Warner told reporters that the interpretation of that phrase is “subjective. It’s very clear that it’s subjective.”

A lobbyist for one of the liberal advocacy groups working on the nominations issue said that a Supreme Court vacancy itself might constitute an “extraordinary circumstance” since so much would be at stake.

Deal might unravel
One of the Republicans who signed the accord, Sen.
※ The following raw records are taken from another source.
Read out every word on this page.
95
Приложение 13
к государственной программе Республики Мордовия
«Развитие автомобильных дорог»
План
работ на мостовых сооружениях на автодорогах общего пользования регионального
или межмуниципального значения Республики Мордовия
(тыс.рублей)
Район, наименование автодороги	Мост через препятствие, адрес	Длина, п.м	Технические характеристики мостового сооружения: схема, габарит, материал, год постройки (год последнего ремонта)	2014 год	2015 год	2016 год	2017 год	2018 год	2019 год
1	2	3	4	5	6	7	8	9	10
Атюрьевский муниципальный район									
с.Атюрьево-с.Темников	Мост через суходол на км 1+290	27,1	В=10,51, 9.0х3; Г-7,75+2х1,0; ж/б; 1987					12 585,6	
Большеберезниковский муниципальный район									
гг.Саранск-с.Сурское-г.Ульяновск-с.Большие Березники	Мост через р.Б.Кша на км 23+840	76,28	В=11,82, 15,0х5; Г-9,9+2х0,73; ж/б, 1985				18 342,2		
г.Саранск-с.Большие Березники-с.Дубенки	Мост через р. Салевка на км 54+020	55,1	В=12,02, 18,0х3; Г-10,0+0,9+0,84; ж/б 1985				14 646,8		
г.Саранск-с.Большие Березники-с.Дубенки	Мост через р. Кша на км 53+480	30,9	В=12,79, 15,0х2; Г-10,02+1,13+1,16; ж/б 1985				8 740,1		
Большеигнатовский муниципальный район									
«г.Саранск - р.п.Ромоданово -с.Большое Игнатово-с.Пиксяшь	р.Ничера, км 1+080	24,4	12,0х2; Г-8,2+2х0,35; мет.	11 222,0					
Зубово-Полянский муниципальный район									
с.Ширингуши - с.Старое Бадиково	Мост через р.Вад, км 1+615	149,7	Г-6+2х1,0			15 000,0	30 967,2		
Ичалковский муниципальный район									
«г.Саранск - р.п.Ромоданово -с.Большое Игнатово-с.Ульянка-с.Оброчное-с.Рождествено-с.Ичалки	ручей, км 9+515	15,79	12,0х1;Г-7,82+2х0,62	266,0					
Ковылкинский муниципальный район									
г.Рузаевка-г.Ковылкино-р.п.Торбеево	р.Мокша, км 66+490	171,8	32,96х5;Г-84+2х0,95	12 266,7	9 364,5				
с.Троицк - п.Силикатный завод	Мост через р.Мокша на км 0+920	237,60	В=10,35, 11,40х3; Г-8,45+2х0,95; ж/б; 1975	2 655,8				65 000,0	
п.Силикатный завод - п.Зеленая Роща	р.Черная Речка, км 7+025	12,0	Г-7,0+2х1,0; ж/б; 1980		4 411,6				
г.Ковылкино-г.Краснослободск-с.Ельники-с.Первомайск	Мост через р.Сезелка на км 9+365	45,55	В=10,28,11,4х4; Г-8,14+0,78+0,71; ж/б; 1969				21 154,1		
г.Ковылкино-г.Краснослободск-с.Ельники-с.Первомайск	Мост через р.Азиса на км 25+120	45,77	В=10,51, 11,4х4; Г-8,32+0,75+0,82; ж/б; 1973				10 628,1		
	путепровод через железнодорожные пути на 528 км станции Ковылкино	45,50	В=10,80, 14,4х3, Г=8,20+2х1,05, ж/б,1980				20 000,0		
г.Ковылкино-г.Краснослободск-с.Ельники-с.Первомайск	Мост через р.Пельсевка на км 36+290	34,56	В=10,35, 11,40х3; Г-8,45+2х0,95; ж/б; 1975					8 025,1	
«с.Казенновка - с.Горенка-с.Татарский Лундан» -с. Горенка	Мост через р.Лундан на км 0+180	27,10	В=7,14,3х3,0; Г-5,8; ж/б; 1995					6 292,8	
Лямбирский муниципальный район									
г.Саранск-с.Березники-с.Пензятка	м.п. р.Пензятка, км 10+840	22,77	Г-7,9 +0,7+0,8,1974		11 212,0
Mike DeWine of Ohio, said that in the future, if one of the Republicans signatories thinks Democrats are using filibusters in what are not truly “extraordinary circumstances,” then the Republicans could vote for Frist’s rule change.

And Frist spokesman Bob Stevenson likewise emphasized that Frist might seek to put his proposed rule change to a vote if Democrats revert to filibustering. "The filibuster is now only going to be used in extraordinary circumstances and the 'nuclear option' remains a live option," Stevenson said.

But Frist, working with allied conservative groups ranging from the Family Research Council to the Judicial Confirmation Network, had invested many months of planning and advocacy to build support for a vote on changing the filibuster threshold.

In the end, there was no vote — and one could hear an inevitable sense of letdown in the voices of conservative activists.

It will be very difficult for First to rebuild the momentum for another effort to overcome Democratic filibusters.

“Everybody should be ashamed of this deal,” said former Frist aide Manuel Miranda, who heads the National Coalition to End Judicial Filibusters. “It dishonors the Constitution; it ignores the mandate of the 2004 election. It’s a horse trade of the worst kind. The White House has suffered a significant loss. The presidency is diminished as it relates to the Senate.”

But Sean Rushton, executive director of the Committee for Justice, which lobbied for Bush judicial nominees said the accord does make it clear that “the filibuster cannot become standardized as a normal procedure.”

He added, “If the filibuster is abused again we’ll be back where we are today.”

At least one Democrat, potential 2008 presidential contender, Sen. Russ Feingold of Wisconsin, expressed disappointment.

"Democrats should have stood together firmly against the bullying tactics of the Republican leadership abusing their power," said Feingold. "Confirming unacceptable judicial nominations is simply a green light for the Bush administration to send more nominees who lack the judicial temperament or record to serve in these lifetime positions."